Sobre a primavera

“Ao acordar, naquele dia preliminar da Primavera, senti imediatamente que alguma coisa tinha acontecido de muito fundamental na ordem do mundo. Eu, homem de despertar difícil, pulei da cama tão bem-disposto e leve que, por um momento, assustei-me com a sensação indizível que sentia. Ao pegar o copo habitual para a minha água matutina, notei que se achava cheio de uma substância volátil, penetrada de uma linda cor violeta. E não sei por que bebi do copo vazio, estranguladamente, o ar da Primavera, de gosto azul e fragrância fria, com um peso específico de sonho.
Durante alguns minutos nada me aconteceu. Tomei meu café, fumei um cigarro e dei uma olhada nas coisas. Mas de repente senti que em mim a matéria começava a se transformar.
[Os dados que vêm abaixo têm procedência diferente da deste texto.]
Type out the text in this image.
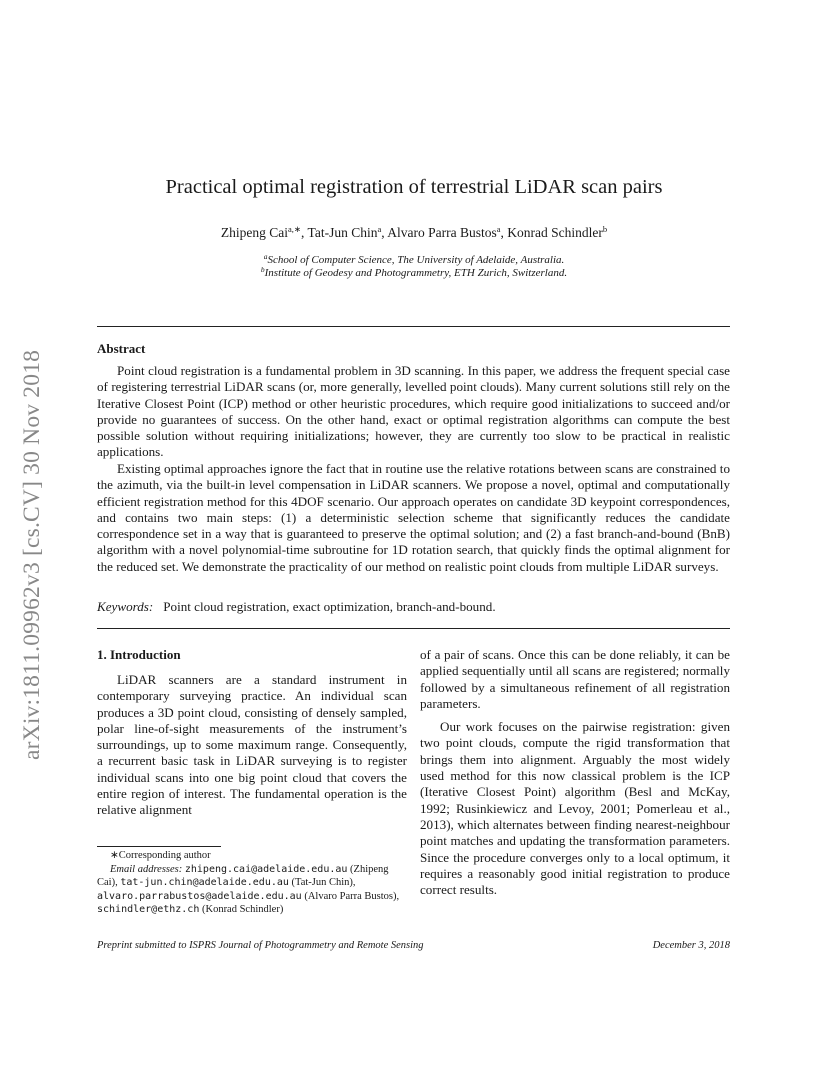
arXiv:1811.09962v3 [cs.CV] 30 Nov 2018
Practical optimal registration of terrestrial LiDAR scan pairs
Zhipeng Cai$^{a,∗}$, Tat-Jun Chin$^a$, Alvaro Parra Bustos$^a$, Konrad Schindler$^b$
$^a$School of Computer Science, The University of Adelaide, Australia.
$^b$Institute of Geodesy and Photogrammetry, ETH Zurich, Switzerland.
Abstract

Point cloud registration is a fundamental problem in 3D scanning. In this paper, we address the frequent special case of registering terrestrial LiDAR scans (or, more generally, levelled point clouds). Many current solutions still rely on the Iterative Closest Point (ICP) method or other heuristic procedures, which require good initializations to succeed and/or provide no guarantees of success. On the other hand, exact or optimal registration algorithms can compute the best possible solution without requiring initializations; however, they are currently too slow to be practical in realistic applications.

Existing optimal approaches ignore the fact that in routine use the relative rotations between scans are constrained to the azimuth, via the built-in level compensation in LiDAR scanners. We propose a novel, optimal and computationally efficient registration method for this 4DOF scenario. Our approach operates on candidate 3D keypoint correspondences, and contains two main steps: (1) a deterministic selection scheme that significantly reduces the candidate correspondence set in a way that is guaranteed to preserve the optimal solution; and (2) a fast branch-and-bound (BnB) algorithm with a novel polynomial-time subroutine for 1D rotation search, that quickly finds the optimal alignment for the reduced set. We demonstrate the practicality of our method on realistic point clouds from multiple LiDAR surveys.

Keywords: Point cloud registration, exact optimization, branch-and-bound.
1. Introduction

LiDAR scanners are a standard instrument in contemporary surveying practice. An individual scan produces a 3D point cloud, consisting of densely sampled, polar line-of-sight measurements of the instrument’s surroundings, up to some maximum range. Consequently, a recurrent basic task in LiDAR surveying is to register individual scans into one big point cloud that covers the entire region of interest. The fundamental operation is the relative alignment

of a pair of scans. Once this can be done reliably, it can be applied sequentially until all scans are registered; normally followed by a simultaneous refinement of all registration parameters.

Our work focuses on the pairwise registration: given two point clouds, compute the rigid transformation that brings them into alignment. Arguably the most widely used method for this now classical problem is the ICP (Iterative Closest Point) algorithm (Besl and McKay, 1992; Rusinkiewicz and Levoy, 2001; Pomerleau et al., 2013), which alternates between finding nearest-neighbour point matches and updating the transformation parameters. Since the procedure converges only to a local optimum, it requires a reasonably good initial registration to produce correct results.

∗Corresponding author
Email addresses: zhipeng.cai@adelaide.edu.au (Zhipeng Cai), tat-jun.chin@adelaide.edu.au (Tat-Jun Chin), alvaro.parrabustos@adelaide.edu.au (Alvaro Parra Bustos), schindler@ethz.ch (Konrad Schindler)
Preprint submitted to ISPRS Journal of Photogrammetry and Remote Sensing	December 3, 2018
Palpitações violentas confrangeram-me o coração e eu mal conseguia respirar.
(…)
Tudo isso constituía um fenômeno muito curioso. Os cheiros mais estranhos, os mais perversos, os mais doces, os do amor, os da solidão, perseguiam-me como outros tantos espíritos da Primavera. Um cheiro dolorosíssimo de morte chegou-me ao mesmo tempo que um odor de nascimento. Soube que alguém morria e nascia naquele instante particular do mundo e senti o cheiro da minha vaidade de me saber dono de um tão grande privilégio.
(…)
E depois senti um cheiro sobrenatural, um gigantesco cheiro de sobrenatural, um cheiro de éter, um cheiro de cristal transparente em vibração, um cheiro de luz antiga, ainda fria dos eternos espaços por onde passara em seu caminho para a Terra. A Primavera cheirava toda para mim, só para mim, desnudada, a dançar na manhã azul perfeita, embriagante, toda olhos claros e sorrisos, a abrir com beijos de brisa a boca infantil das corolas nascituras. E dentro da Primavera senti um cheiro mágico de Paz.”